Look more closely, however, and the picture appears incomplete. Aren’t we forgetting the yang to the yin of change? It’s worth asking, because many of those we hope to influence value stability far more than change.
This yin yang of sustainability came to mind after watching a provocative video presentation by psychologist Jonathan Haidt about the moral roots of liberals and conservatives. His comments were made within the context of politics. I found them equally relevant to my work as a consultant in sustainable branding, where the role of values is crucial.
Liberals and conservatives
Haidt’s research finds that liberals in societies throughout the world share a common attribute of “openness to experience.” They value novelty, diversity, cross-cultural experiences. They’re comfortable with change. I would say some even insist on it.
Conservatives, on the other hand, value attributes such as safety and dependability. They seek order and stability.
“The great conservative insight,” Haidt told his mostly liberal audience, “is that order is really hard to achieve. It’s really precious, and it’s really easy to lose.”
Haidt was referring to civilized societies. He could just as easily have been speaking of business. The bursting economic bubbles and normal ups and downs of daily business make periods of stability precious indeed. As a businessperson, I love stability — and I’m a liberal.
I don’t know anyone who enjoys making decisions in the midst of chaos or disorder. That may be why businesses tend to be conservative organizations. They seek stability so they can reduce the risk of making poor, hurried decisions and increase the likelihood of success.

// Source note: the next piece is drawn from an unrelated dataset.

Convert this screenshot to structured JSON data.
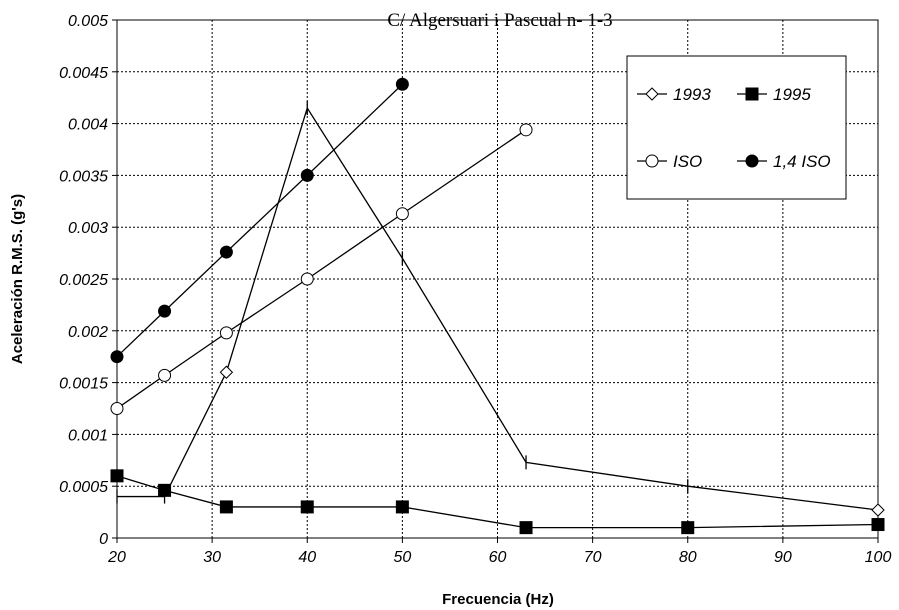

Resisting change vs. desiring stability
We’ve long been told humans resist change because we fear the unknown. Dealing with and overcoming resistance to change is how we often frame our most pressing business challenges. We all know the frustrations of executives trying to move their employees in new directions or “change agent” employees trying to persuade their reluctant bosses.
One person’s resistance to change, however, is another person’s desire for stability. There’s a difference. Seeking stability doesn’t automatically mean resisting change. Consider, Haidt says, the gods Vishnu the preserver and Shiva the destroyer, two of the three gods in the Hindu trinity (along with Brahma the creator). The worship of stability (Vishnu) and change (Shiva) are foundational in one of the world’s great religions.

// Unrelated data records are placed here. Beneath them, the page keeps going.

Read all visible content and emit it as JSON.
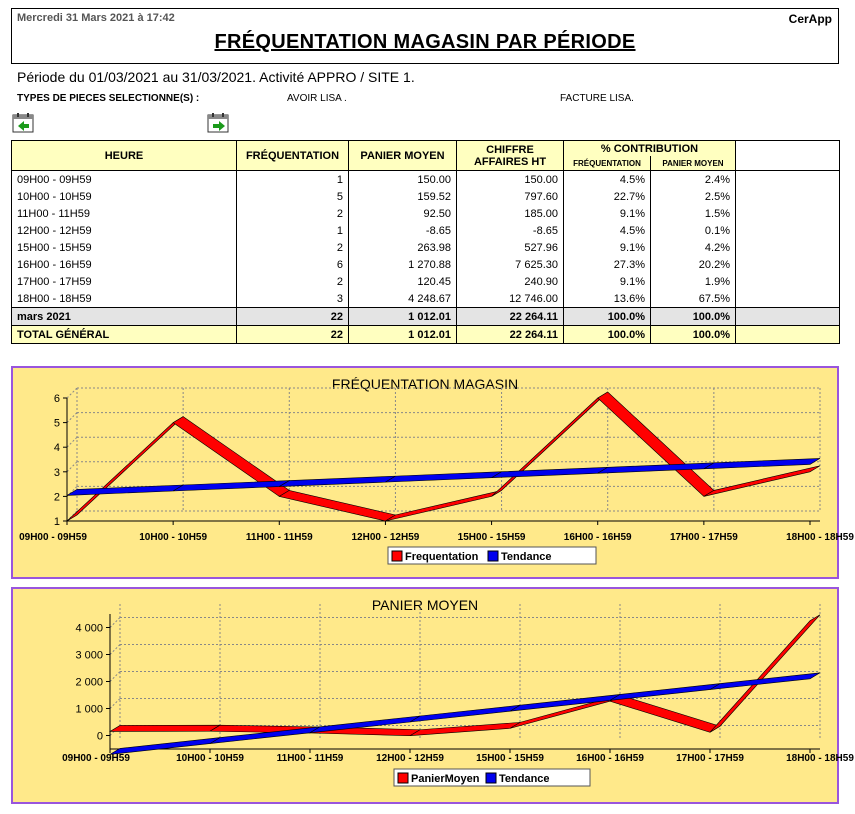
{
  "header": {
    "date": "Mercredi 31 Mars 2021 à 17:42",
    "app": "CerApp",
    "title": "FRÉQUENTATION MAGASIN PAR PÉRIODE"
  },
  "periode": "Période du 01/03/2021 au 31/03/2021. Activité APPRO / SITE 1.",
  "types": {
    "label": "TYPES DE PIECES SELECTIONNE(S) :",
    "items": [
      "AVOIR LISA .",
      "FACTURE LISA."
    ]
  },
  "table": {
    "headers": {
      "heure": "HEURE",
      "frequentation": "FRÉQUENTATION",
      "panier": "PANIER MOYEN",
      "ca_line1": "CHIFFRE",
      "ca_line2": "AFFAIRES HT",
      "contribution": "% CONTRIBUTION",
      "contrib_freq": "FRÉQUENTATION",
      "contrib_panier": "PANIER MOYEN"
    },
    "rows": [
      {
        "heure": "09H00 - 09H59",
        "freq": "1",
        "panier": "150.00",
        "ca": "150.00",
        "pct_freq": "4.5%",
        "pct_panier": "2.4%"
      },
      {
        "heure": "10H00 - 10H59",
        "freq": "5",
        "panier": "159.52",
        "ca": "797.60",
        "pct_freq": "22.7%",
        "pct_panier": "2.5%"
      },
      {
        "heure": "11H00 - 11H59",
        "freq": "2",
        "panier": "92.50",
        "ca": "185.00",
        "pct_freq": "9.1%",
        "pct_panier": "1.5%"
      },
      {
        "heure": "12H00 - 12H59",
        "freq": "1",
        "panier": "-8.65",
        "ca": "-8.65",
        "pct_freq": "4.5%",
        "pct_panier": "0.1%"
      },
      {
        "heure": "15H00 - 15H59",
        "freq": "2",
        "panier": "263.98",
        "ca": "527.96",
        "pct_freq": "9.1%",
        "pct_panier": "4.2%"
      },
      {
        "heure": "16H00 - 16H59",
        "freq": "6",
        "panier": "1 270.88",
        "ca": "7 625.30",
        "pct_freq": "27.3%",
        "pct_panier": "20.2%"
      },
      {
        "heure": "17H00 - 17H59",
        "freq": "2",
        "panier": "120.45",
        "ca": "240.90",
        "pct_freq": "9.1%",
        "pct_panier": "1.9%"
      },
      {
        "heure": "18H00 - 18H59",
        "freq": "3",
        "panier": "4 248.67",
        "ca": "12 746.00",
        "pct_freq": "13.6%",
        "pct_panier": "67.5%"
      }
    ],
    "subtotal": {
      "heure": "mars 2021",
      "freq": "22",
      "panier": "1 012.01",
      "ca": "22 264.11",
      "pct_freq": "100.0%",
      "pct_panier": "100.0%"
    },
    "total": {
      "heure": "TOTAL GÉNÉRAL",
      "freq": "22",
      "panier": "1 012.01",
      "ca": "22 264.11",
      "pct_freq": "100.0%",
      "pct_panier": "100.0%"
    }
  },
  "colors": {
    "series": "#ff0000",
    "trend": "#0000ee",
    "chart_bg": "#ffe98a",
    "border": "#9955dd",
    "header_bg": "#ffffc0"
  },
  "chart_data": [
    {
      "type": "line",
      "title": "FRÉQUENTATION MAGASIN",
      "categories": [
        "09H00 - 09H59",
        "10H00 - 10H59",
        "11H00 - 11H59",
        "12H00 - 12H59",
        "15H00 - 15H59",
        "16H00 - 16H59",
        "17H00 - 17H59",
        "18H00 - 18H59"
      ],
      "series": [
        {
          "name": "Frequentation",
          "values": [
            1,
            5,
            2,
            1,
            2,
            6,
            2,
            3
          ]
        },
        {
          "name": "Tendance",
          "values": [
            2.04,
            2.22,
            2.4,
            2.58,
            2.76,
            2.94,
            3.12,
            3.3
          ]
        }
      ],
      "ylim": [
        1,
        6
      ],
      "yticks": [
        "1",
        "2",
        "3",
        "4",
        "5",
        "6"
      ],
      "legend": "bottom-center"
    },
    {
      "type": "line",
      "title": "PANIER MOYEN",
      "categories": [
        "09H00 - 09H59",
        "10H00 - 10H59",
        "11H00 - 11H59",
        "12H00 - 12H59",
        "15H00 - 15H59",
        "16H00 - 16H59",
        "17H00 - 17H59",
        "18H00 - 18H59"
      ],
      "series": [
        {
          "name": "PanierMoyen",
          "values": [
            150,
            159.52,
            92.5,
            -8.65,
            263.98,
            1270.88,
            120.45,
            4248.67
          ]
        },
        {
          "name": "Tendance",
          "values": [
            -700,
            -300,
            100,
            500,
            900,
            1300,
            1700,
            2100
          ]
        }
      ],
      "ylim": [
        -500,
        4500
      ],
      "yticks": [
        "0",
        "1 000",
        "2 000",
        "3 000",
        "4 000"
      ],
      "legend": "bottom-center"
    }
  ]
}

In other words, change and stability, far from being enemies, need each other to create a world that’s whole. Or a business in balance.
The liberal narrative
I’d like to think sustainability is an apolitical issue. Still, Haidt’s liberal-conservative characterization helps explain why liberals dominate sustainability gatherings. We love talking about changing the world. It excites us. Gives us purpose. We’re driven to undo all the damage humans and institutions have done to each other and the environment. And we believe our arguments for change are unassailable: How can anyone ignore global warming, decimated ecological systems, the rich-poor divide? Things have to change.
That’s our narrative. And we’ve had some success in spreading its message. More and more businesses are awakening to their social and environmental responsibilities. If Walmart, of all companies, can enjoy acclaim among environmentalists for its sustainability leadership, positive change must indeed be occurring.

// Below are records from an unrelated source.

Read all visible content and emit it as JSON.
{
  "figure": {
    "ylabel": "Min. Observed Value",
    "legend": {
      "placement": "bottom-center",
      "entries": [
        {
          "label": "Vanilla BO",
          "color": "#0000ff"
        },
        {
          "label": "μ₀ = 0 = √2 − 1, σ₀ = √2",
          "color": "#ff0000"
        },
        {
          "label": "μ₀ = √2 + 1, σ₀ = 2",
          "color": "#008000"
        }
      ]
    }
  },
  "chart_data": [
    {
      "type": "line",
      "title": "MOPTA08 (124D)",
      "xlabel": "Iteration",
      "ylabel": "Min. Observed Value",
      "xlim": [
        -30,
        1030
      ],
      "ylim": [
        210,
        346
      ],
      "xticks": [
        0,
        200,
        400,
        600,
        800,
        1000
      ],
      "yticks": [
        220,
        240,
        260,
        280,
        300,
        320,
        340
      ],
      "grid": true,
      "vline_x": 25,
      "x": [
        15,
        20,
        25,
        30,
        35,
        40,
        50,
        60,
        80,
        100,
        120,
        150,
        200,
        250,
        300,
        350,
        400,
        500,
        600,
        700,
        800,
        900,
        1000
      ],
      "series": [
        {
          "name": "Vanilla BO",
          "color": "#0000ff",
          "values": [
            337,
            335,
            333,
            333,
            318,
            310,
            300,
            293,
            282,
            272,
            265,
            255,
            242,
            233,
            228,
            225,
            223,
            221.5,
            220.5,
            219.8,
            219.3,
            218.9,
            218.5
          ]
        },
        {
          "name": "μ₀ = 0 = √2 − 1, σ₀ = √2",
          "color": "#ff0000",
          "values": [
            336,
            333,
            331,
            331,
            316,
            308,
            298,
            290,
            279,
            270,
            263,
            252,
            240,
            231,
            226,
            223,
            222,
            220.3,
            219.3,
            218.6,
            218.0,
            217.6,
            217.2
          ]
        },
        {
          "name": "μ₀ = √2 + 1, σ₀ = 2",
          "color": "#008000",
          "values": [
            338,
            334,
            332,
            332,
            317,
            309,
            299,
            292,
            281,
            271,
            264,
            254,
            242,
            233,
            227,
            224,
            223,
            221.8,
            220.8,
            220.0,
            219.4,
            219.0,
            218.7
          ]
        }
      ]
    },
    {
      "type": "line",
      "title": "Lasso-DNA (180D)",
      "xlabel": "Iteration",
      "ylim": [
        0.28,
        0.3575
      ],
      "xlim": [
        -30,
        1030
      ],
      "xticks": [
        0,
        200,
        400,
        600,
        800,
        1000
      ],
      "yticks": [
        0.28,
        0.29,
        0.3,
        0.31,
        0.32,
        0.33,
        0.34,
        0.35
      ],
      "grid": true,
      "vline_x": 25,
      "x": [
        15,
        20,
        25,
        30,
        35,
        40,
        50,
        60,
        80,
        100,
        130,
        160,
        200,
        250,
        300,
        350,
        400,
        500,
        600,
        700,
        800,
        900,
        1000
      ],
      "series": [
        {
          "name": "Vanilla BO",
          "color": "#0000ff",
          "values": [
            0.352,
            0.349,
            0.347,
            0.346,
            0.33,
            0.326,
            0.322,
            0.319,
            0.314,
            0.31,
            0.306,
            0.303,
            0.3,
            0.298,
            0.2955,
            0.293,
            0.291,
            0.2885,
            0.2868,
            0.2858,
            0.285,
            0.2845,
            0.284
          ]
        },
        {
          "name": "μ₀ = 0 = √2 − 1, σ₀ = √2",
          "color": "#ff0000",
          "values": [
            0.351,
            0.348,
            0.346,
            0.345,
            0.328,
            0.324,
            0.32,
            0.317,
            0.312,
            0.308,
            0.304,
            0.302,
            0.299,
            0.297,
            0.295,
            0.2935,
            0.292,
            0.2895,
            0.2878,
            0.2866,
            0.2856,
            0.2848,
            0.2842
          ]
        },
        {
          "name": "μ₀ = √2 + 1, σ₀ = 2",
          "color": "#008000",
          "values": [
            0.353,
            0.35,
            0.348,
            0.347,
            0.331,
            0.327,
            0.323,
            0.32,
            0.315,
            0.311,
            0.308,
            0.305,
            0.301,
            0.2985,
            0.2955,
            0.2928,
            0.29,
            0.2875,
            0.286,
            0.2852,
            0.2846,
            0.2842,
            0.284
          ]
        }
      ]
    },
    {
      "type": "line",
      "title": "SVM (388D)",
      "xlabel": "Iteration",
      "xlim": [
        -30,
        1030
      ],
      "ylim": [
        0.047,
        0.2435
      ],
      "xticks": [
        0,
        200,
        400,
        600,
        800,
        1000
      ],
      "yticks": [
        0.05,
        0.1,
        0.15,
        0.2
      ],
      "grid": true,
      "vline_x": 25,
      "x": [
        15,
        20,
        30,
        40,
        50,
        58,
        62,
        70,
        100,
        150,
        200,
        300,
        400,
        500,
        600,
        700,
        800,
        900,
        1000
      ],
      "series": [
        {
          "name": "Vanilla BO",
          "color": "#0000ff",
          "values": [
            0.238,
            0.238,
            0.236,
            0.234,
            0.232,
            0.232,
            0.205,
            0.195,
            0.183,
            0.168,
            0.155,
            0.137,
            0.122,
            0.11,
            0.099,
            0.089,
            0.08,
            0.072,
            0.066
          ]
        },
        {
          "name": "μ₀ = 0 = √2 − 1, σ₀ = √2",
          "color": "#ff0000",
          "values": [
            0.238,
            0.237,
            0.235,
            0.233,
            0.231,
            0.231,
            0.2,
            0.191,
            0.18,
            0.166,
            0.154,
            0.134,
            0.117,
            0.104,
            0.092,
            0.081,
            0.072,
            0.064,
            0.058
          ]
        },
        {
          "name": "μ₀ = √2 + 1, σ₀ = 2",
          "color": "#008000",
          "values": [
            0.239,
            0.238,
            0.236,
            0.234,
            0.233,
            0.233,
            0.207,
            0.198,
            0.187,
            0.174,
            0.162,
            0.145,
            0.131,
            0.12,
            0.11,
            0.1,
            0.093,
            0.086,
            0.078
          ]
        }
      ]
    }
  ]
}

Still, the case for sustainability remains a murky work in progress. The disappointing Copenhagen talks proved how divided our world leaders remain on the actions and timetables needed to prevent the worst of climate change (there’s that word again). And despite some high-profile exceptions, business leaders have been slow to see the light of sustainability.
A balanced approach
We’ll reach and influence more people by attending to both sides of the sustainability equation: change and stability. When making the case for sustainability, especially in the realm of business, try speaking less to the need for change and more to the benefits of stability and order.
Demonstrate to executives how the adoption of sustainable business practices lessens the likelihood of disruptive change by creating more resilient organizations. Prove to employees that sustainable practices create a more secure work place. And show customers how your products and services respect their innate desire for reliability and dependability — while doing no harm.
Yes, achieving sustainability requires change. And it produces stability. We’d do well to remember both.
Special thanks to friend Thomas Joseph Doherty for pointing me to Haidt’s video.